There’s a lonely space, somewhere between wanting to connect and wanting to be so far disconnected that telescopes won’t find you.
I found this area once again recently, sitting on my couch, half-watching reality TV, half-thinking about throwing my cell phone in a fire just to see what size explosion might occur.
That’s probably normal, right?
The inner landscape of this feeling is not particularly welcoming, or pretty, which leads me to believe that traversing through is necessary, from time to time.
I don’t think I realized the need for space, the requirement of solitude and quiet, until adulthood, with marriages and friendships and parenthood– oh the neediness that comes from making a life!
My own neediness, not the child’s.
The child gets a pass– I was unprepared for staking my own space and time boundaries in order to make sure the child survived. To make sure I survived.
Looking back at my first marriage, I did not know how, at 23, to establish my own headspace to think my own thoughts. Sure, I absolutely knew I was ‘my own person’, and I wanted to believe I knew what I wanted. But isn’t that the biggest lie I ever believed, to think I knew what I wanted with a mere two decades of real consciousness under my hat?
No, I was winging it, all of it. And I was parked in my second marriage by the time I turned 25, because of all the things I was on this planet, alone wasn’t on the list. And I love a good wedding. Plus I am of the generation that came up sending emails by the age of 12. AIM instant messenger let me talk to complete strangers on the internet before I knew what a real creep was. I’ve never really been alone. Or, if I was, I wasn’t disconnected.

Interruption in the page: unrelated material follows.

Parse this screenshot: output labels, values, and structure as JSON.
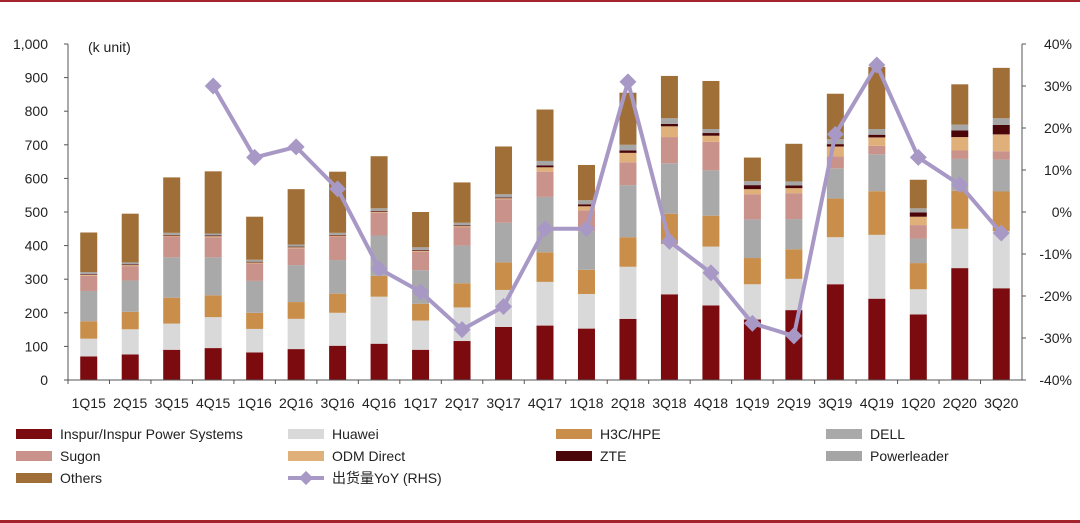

Yet alone time crystalizes the experiences of living, firms up theories on the operations of survival, and lays the foundations for making it through this life. Community does the exact same things, I realize, but I feel like the act of coming to terms with being alive is best done alone. Without silence and solitude, the influx of information, and also the subsequent sharing of information, is continually influenced and filtered by other people’s thoughts and opinions. I don’t think it’s possible to know yourself without separation of you from the surrounding folks. Parents, friends, strangers on the internet– all of it.
I’ve had to continually unplug, detox from the noise, and recenter in order to usher myself through to any semblance of sanity, and stop thinking so much. It’s taken some metaphorical face-plants to really get those ideas ironed out. Sometimes I find clarity on the ground; asphalt can be inspiring. But when I hit that really grinding place where I can’t hear myself anymore over the noise of it all, I know I need to hit the road, all by myself.
Alone time has felt almost impossible in the technological age that is still swelling into every crevice of life. The space and time we occupy at present is more ‘connected’ than ever. Hardly any space is a space held alone. And my whole treatise on how to live a good life is based on human interconnectedness– but there’s a balance. And all balance takes work.
What I’ve gathered about the art of sharing space is that it is not a science, though I suspect a certain guiding ratio of time-with balanced by time-without is called for in order to create a more perfect union. More importantly, I feel like time away from the daily-normal-me makes me a better person– which is not to say that I think my daily cleaning routines, mom-job, wife-work cohabitating business and *actual* job(s) aren’t important– they are. But I am better at all of that when I get time to be with myself. This applies doubly for the technological spaces I occupy– I’m learning how much less is so, so much more (for me).
I’m finding it very hard to want to be on the social medias– none of it is real, save a few good friends. The artificial is too much, and yes I know I sound like the TV naysayers of the 1950s, or maybe even the folks in the late 1400s who thought books would ruin us all. Maybe they did. But there’s the need for balance, again, asking us to live in the present moment with all its trappings and still be a good person.
This in-between space is treacherous.
I’m leaning toward thinking the time away from everyone and everything is more valuable than we’ve been led to believe. I miss reading and daydreaming, like I did in my youth. The time where I got lost in Robert Frost and Stephen King in the same weekend, and obviously made zero friends as a weird 11 year old. Right before the internet knew everything.
Somewhere in my upbringing I’m sure there lies a Biblical reference about how time not spent in work or worship leads to devilry. Sign me up. Let me be idle.
I will happily honor the spirit I’ve found in silence and solitude. And I will endeavor to honor the kid in me who needs to disconnect more often, and wonder and learn (and hopefully be better for it).
Time for and appreciation of oneself is essential to live fully. I think I am fortunate to live in a time and place where I can do this. Connections are welcome as well.